Now, if I were to get this kind of dog, it would have to be a tiny version. This dog would have to have constant grooming appointments and be a cute stylish puppy. They are cute, but in my opinion, only because of the hair.

5. Labs

I really don't think of myself as a big dog type of person, however, I've been around labs my whole life. I believe that they are very loyal, and really good dogs. I also have seen a lot of kids and lab videos to warm my heart to get me to this decision.

6. German Shepards

This is a shaky type of breed for me. I have two German Shepards at home. One I get along with great, the other, not as much.

7. Chihuahua

Oh, yes! These crazy yippie dogs are on my list. Why? Because chihuahuas were my childhood fantasy. It sealed the deal when "Beverly Hills Chihuahuas" came out and one named Chloe was a main character. Now, it is not a solid deal as the breed once was, but I figured I would put this on there.

8. Pit Bulls

I think pit bulls carry a stereotypical bad reputation.
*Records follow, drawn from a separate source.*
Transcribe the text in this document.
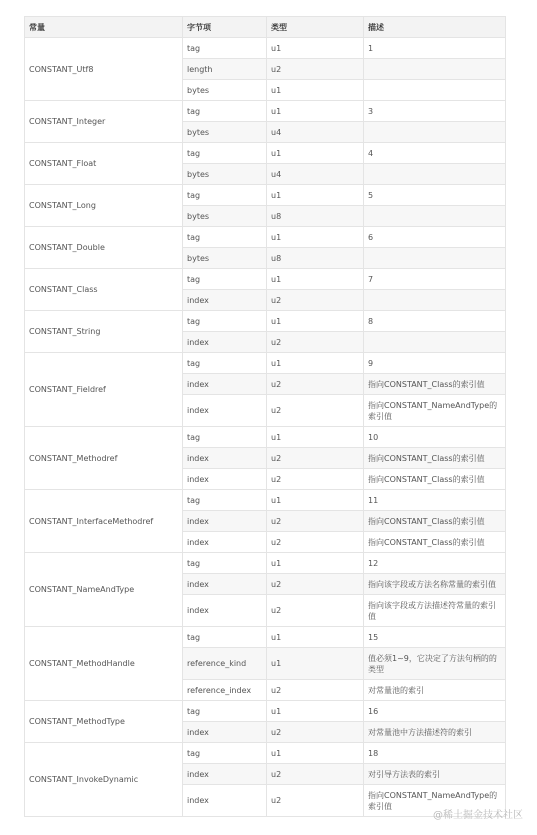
常量	字节项	类型	描述
CONSTANT_Utf8	tag	u1	1
	length	u2	
	bytes	u1	
CONSTANT_Integer	tag	u1	3
	bytes	u4	
CONSTANT_Float	tag	u1	4
	bytes	u4	
CONSTANT_Long	tag	u1	5
	bytes	u8	
CONSTANT_Double	tag	u1	6
	bytes	u8	
CONSTANT_Class	tag	u1	7
	index	u2	
CONSTANT_String	tag	u1	8
	index	u2	
CONSTANT_Fieldref	tag	u1	9
	index	u2	指向CONSTANT_Class的索引值
	index	u2	指向CONSTANT_NameAndType的索引值
CONSTANT_Methodref	tag	u1	10
	index	u2	指向CONSTANT_Class的索引值
	index	u2	指向CONSTANT_Class的索引值
CONSTANT_InterfaceMethodref	tag	u1	11
	index	u2	指向CONSTANT_Class的索引值
	index	u2	指向CONSTANT_Class的索引值
CONSTANT_NameAndType	tag	u1	12
	index	u2	指向该字段或方法名称常量的索引值
	index	u2	指向该字段或方法描述符常量的索引值
CONSTANT_MethodHandle	tag	u1	15
	reference_kind	u1	值必须1~9，它决定了方法句柄的的类型
	reference_index	u2	对常量池的索引
CONSTANT_MethodType	tag	u1	16
	index	u2	对常量池中方法描述符的索引
CONSTANT_InvokeDynamic	tag	u1	18
	index	u2	对引导方法表的索引
	index	u2	指向CONSTANT_NameAndType的索引值
@稀土掘金技术社区
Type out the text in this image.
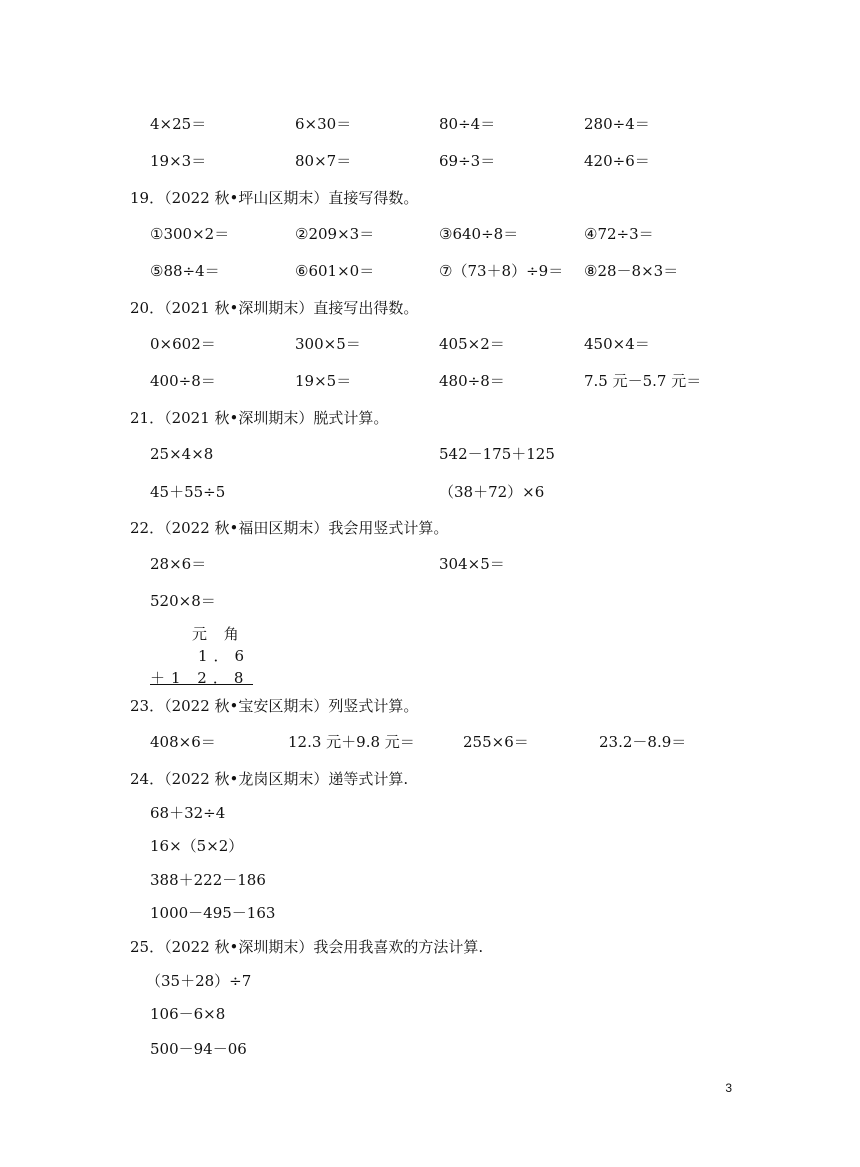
4×25＝	6×30＝	80÷4＝	280÷4＝
19×3＝	80×7＝	69÷3＝	420÷6＝
19．（2022 秋•坪山区期末）直接写得数。
①300×2＝	②209×3＝	③640÷8＝	④72÷3＝
⑤88÷4＝	⑥601×0＝	⑦（73＋8）÷9＝ ⑧28－8×3＝
20．（2021 秋•深圳期末）直接写出得数。
0×602＝	300×5＝	405×2＝	450×4＝
400÷8＝	19×5＝	480÷8＝	7.5 元－5.7 元＝
21．（2021 秋•深圳期末）脱式计算。
25×4×8	542－175＋125
45＋55÷5	（38＋72）×6
22．（2022 秋•福田区期末）我会用竖式计算。
28×6＝	304×5＝
520×8＝
元 角
1．6
＋1 2．8
23．（2022 秋•宝安区期末）列竖式计算。
408×6＝	12.3 元＋9.8 元＝	255×6＝	23.2－8.9＝
24．（2022 秋•龙岗区期末）递等式计算.
68＋32÷4
16×（5×2）
388＋222－186
1000－495－163
25．（2022 秋•深圳期末）我会用我喜欢的方法计算.
（35＋28）÷7
106－6×8
500－94－06
3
In my mind, I feel as though pit bulls have the same personality as I do. They are very sweet dogs, but sometimes are clumsy or are sometimes too feisty. I saw a pitbull mix the other day and all the dog wanted to do was play with me. I think I would really get along with this dog breed.

9. Pomsky 

Just look up a picture and you will instantly want one too. So fluffy and cute!!!

10. Akita

I don't know a lot about this kind of breed, but by seeing their pictures I think they are cute but pretty protective dogs. I think they are kind of leaders and would be great for children.

11. Stray Dogs

I know this isn't a dog breed, but thinking about how all these different dogs come with price tags, why not rescue a dog for less? This could be great or the dog could not get along with the environment and it could go downhill. The good news is though, that doing this process, the people in charge help the dogs gradually change for it to work out for both parties and I think it is a great process. I have also have had ideas about fostering dogs in the future, so I think topic of my article was more than needed to talk about.